Life is different in this new place. In particular, electricity is very expensive, and they want to keep everything under control. That’s why Martin proposed to keep a daily record of how much electricity has been consumed in the house. They have an electricity meter, which displays a number with the amount of KWh (kilowatt-hour) that has been consumed since their arrival.
At the beginning of each day they consult the electricity meter, and write down the consumption. Some days Martin does it, and some days Isa does. That way, they will be able to look at the differences of consumption between consecutive days and know how much has beenconsumed.
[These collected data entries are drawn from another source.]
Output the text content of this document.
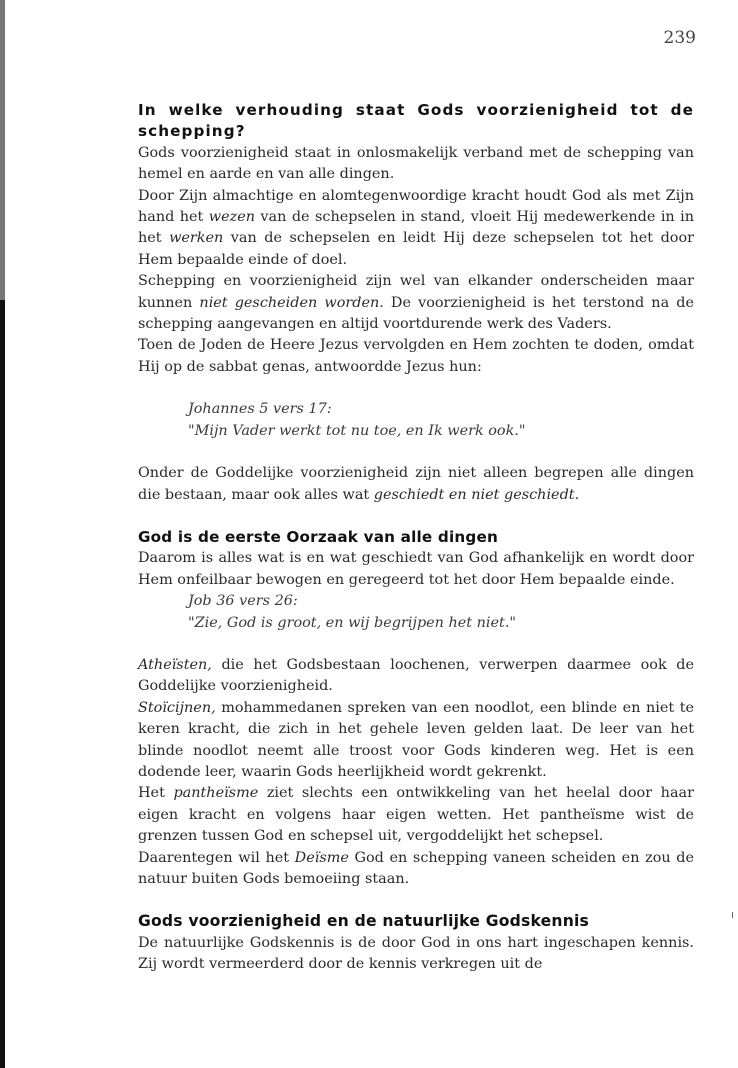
239

In welke verhouding staat Gods voorzienigheid tot de schepping?

Gods voorzienigheid staat in onlosmakelijk verband met de schepping van hemel en aarde en van alle dingen.

Door Zijn almachtige en alomtegenwoordige kracht houdt God als met Zijn hand het wezen van de schepselen in stand, vloeit Hij medewerkende in in het werken van de schepselen en leidt Hij deze schepselen tot het door Hem bepaalde einde of doel.

Schepping en voorzienigheid zijn wel van elkander onderscheiden maar kunnen niet gescheiden worden. De voorzienigheid is het terstond na de schepping aangevangen en altijd voortdurende werk des Vaders.

Toen de Joden de Heere Jezus vervolgden en Hem zochten te doden, omdat Hij op de sabbat genas, antwoordde Jezus hun:

Johannes 5 vers 17:

"Mijn Vader werkt tot nu toe, en Ik werk ook."

Onder de Goddelijke voorzienigheid zijn niet alleen begrepen alle dingen die bestaan, maar ook alles wat geschiedt en niet geschiedt.

God is de eerste Oorzaak van alle dingen

Daarom is alles wat is en wat geschiedt van God afhankelijk en wordt door Hem onfeilbaar bewogen en geregeerd tot het door Hem bepaalde einde.

Job 36 vers 26:

"Zie, God is groot, en wij begrijpen het niet."

Atheïsten, die het Godsbestaan loochenen, verwerpen daarmee ook de Goddelijke voorzienigheid.

Stoïcijnen, mohammedanen spreken van een noodlot, een blinde en niet te keren kracht, die zich in het gehele leven gelden laat. De leer van het blinde noodlot neemt alle troost voor Gods kinderen weg. Het is een dodende leer, waarin Gods heerlijkheid wordt gekrenkt.

Het pantheïsme ziet slechts een ontwikkeling van het heelal door haar eigen kracht en volgens haar eigen wetten. Het pantheïsme wist de grenzen tussen God en schepsel uit, vergoddelijkt het schepsel.

Daarentegen wil het Deïsme God en schepping vaneen scheiden en zou de natuur buiten Gods bemoeiing staan.

Gods voorzienigheid en de natuurlijke Godskennis

De natuurlijke Godskennis is de door God in ons hart ingeschapen kennis. Zij wordt vermeerderd door de kennis verkregen uit de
But some days they simply forget to do it, so, after a long time, their register is now incomplete. They have a list of dates and consumptions, but not all of the dates are consecutive. They want to take into account only the days for which the consumption can be precisely determined, and they need help.
The input contains several test cases. The first line of each test case contains one integer $N$ indicating the number of measures that have been taken $(2 \leq N \leq 10^3)$. Each of the $N$ following lines contains four integers $D$, $M$, $Y$ and $C$, separated by single spaces, indicating respectively the day $(1 \leq D \leq 31)$, month $(1 \leq M \leq 12)$, year $(1900 \leq Y \leq 2100)$, and consumption $(0 \leq C \leq 10^6)$ read at the beginning of that day. These $N$ lines are increasingly ordered by date, and may include leap years. The sequence of consumptions is strictly increasing (this is, no two different readings have the same number). You may assume that $D$, $M$ and $Y$ represent a valid date.
Remember that a year is a leap year if it is divisible by $4$ and not by $100$, or well, if the year is divisible by $400$.
The end of input is indicated by a line containing only one zero.
The input must be read from standard input.
For each test case in the input, your program must print a single line containing two integers separated by a single space: the number of days for which a consumption can be precisely determined, and the sum of the consumptions for those days.
The output must be written to standard output.